Department of Computer Science, Princeton University, Princeton, New Jersey 08540, USA.
Verily Life Sciences, Tel Aviv 6789141, Israel.
Genome Res. 2023 Jul;33(7):1124-1132. doi: 10.1101/gr.277670.123. Epub 2023 Aug 8.
Spatially resolved transcriptomics (SRT) technologies measure messenger RNA (mRNA) expression at thousands of locations in a tissue slice. However, nearly all SRT technologies measure expression in two-dimensional (2D) slices extracted from a 3D tissue, thus losing information that is shared across multiple slices from the same tissue. Integrating SRT data across multiple slices can help recover this information and improve downstream expression analyses, but multislice alignment and integration remains a challenging task. Existing methods for integrating SRT data either do not use spatial information or assume that the morphology of the tissue is largely preserved across slices, an assumption that is often violated because of biological or technical reasons. We introduce PASTE2, a method for alignment and 3D reconstruction of multislice SRT data sets, allowing only partial overlap between aligned slices and/or slice-specific cell types. PASTE2 formulates a novel fused Gromov-Wasserstein optimal transport problem, which we solve using a conditional gradient algorithm. PASTE2 includes a model selection procedure to estimate the fraction of overlap between slices, and optionally uses information from histological images that accompany some SRT experiments. We show on both simulated and real data that PASTE2 obtains more accurate alignments than existing methods. We further use PASTE2 to reconstruct a 3D map of gene expression in a embryo from a 16 slice Stereo-seq data set. PASTE2 produces accurate alignments of multislice data sets from multiple SRT technologies, enabling detailed studies of spatial gene expression across a wide range of biological applications.

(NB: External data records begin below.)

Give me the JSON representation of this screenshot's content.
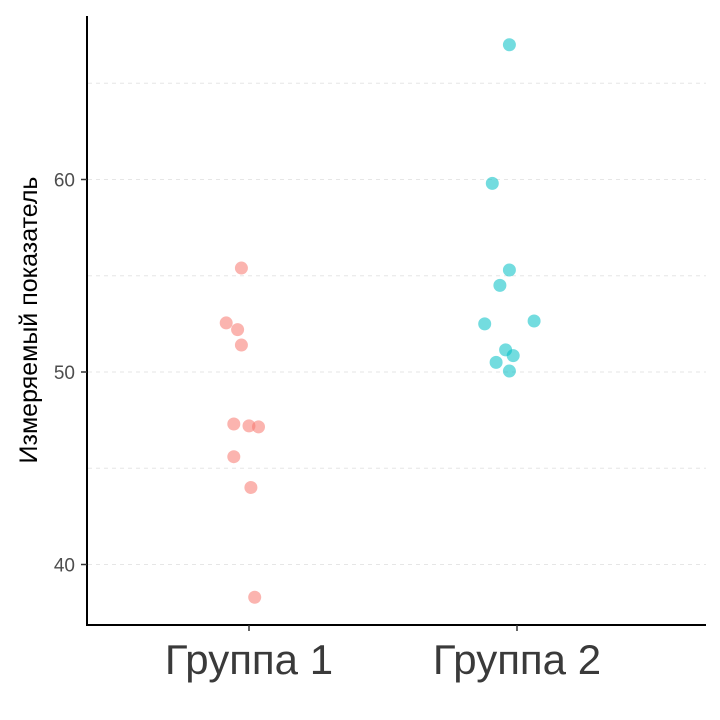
{
  "chart_data": {
    "type": "scatter",
    "title": "",
    "xlabel": "",
    "ylabel": "Измеряемый показатель",
    "categories": [
      "Группа 1",
      "Группа 2"
    ],
    "ylim": [
      37,
      68.5
    ],
    "yticks": [
      40,
      50,
      60
    ],
    "minor_gridlines": [
      45,
      55,
      65
    ],
    "grid": "horizontal dashed, faint",
    "legend": "none",
    "series": [
      {
        "category": "Группа 1",
        "color": "#F8766D",
        "points": [
          {
            "jitter": -0.04,
            "y": 55.4
          },
          {
            "jitter": -0.12,
            "y": 52.55
          },
          {
            "jitter": -0.06,
            "y": 52.2
          },
          {
            "jitter": -0.04,
            "y": 51.4
          },
          {
            "jitter": -0.08,
            "y": 47.3
          },
          {
            "jitter": 0.0,
            "y": 47.2
          },
          {
            "jitter": 0.05,
            "y": 47.15
          },
          {
            "jitter": -0.08,
            "y": 45.6
          },
          {
            "jitter": 0.01,
            "y": 44.0
          },
          {
            "jitter": 0.03,
            "y": 38.3
          }
        ]
      },
      {
        "category": "Группа 2",
        "color": "#00BFC4",
        "points": [
          {
            "jitter": -0.04,
            "y": 67.0
          },
          {
            "jitter": -0.13,
            "y": 59.8
          },
          {
            "jitter": -0.04,
            "y": 55.3
          },
          {
            "jitter": -0.09,
            "y": 54.5
          },
          {
            "jitter": -0.17,
            "y": 52.5
          },
          {
            "jitter": 0.09,
            "y": 52.65
          },
          {
            "jitter": -0.06,
            "y": 51.15
          },
          {
            "jitter": -0.02,
            "y": 50.85
          },
          {
            "jitter": -0.11,
            "y": 50.5
          },
          {
            "jitter": -0.04,
            "y": 50.05
          }
        ]
      }
    ]
  }
}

空间分辨转录组学(SRT)技术可在组织切片的数千个位置测量信使 RNA(mRNA)的表达。然而,几乎所有 SRT 技术都在从 3D 组织提取的二维(2D)切片中测量表达水平,因此丢失了来自同一组织的多个切片之间共享的信息。整合来自多个切片的 SRT 数据可以帮助恢复这些信息并改善下游的表达分析,但多切片对齐和整合仍然是一项具有挑战性的任务。现有的整合 SRT 数据的方法要么不使用空间信息,要么假设组织的形态在多个切片中基本保持不变,但由于生物学或技术原因,这种假设经常被违反。我们引入了 PASTE2,这是一种用于多切片 SRT 数据集对齐和 3D 重建的方法,只允许对齐的切片之间有部分重叠,或者每个切片具有特定的细胞类型。PASTE2 提出了一个新颖的融合的 Gromov-Wasserstein 最优传输问题,并使用条件梯度算法来解决。PASTE2 包括一个模型选择过程来估计切片之间的重叠部分,并可选地使用伴随某些 SRT 实验的组织学图像的信息。我们在模拟和真实数据上都表明,PASTE2 获得了比现有方法更准确的对齐。我们进一步使用 PASTE2 从 16 个切片 Stereo-seq 数据集重建胚胎中的基因表达 3D 图谱。PASTE2 能够对来自多种 SRT 技术的多切片数据集进行准确对齐,从而能够在广泛的生物学应用中对空间基因表达进行详细研究。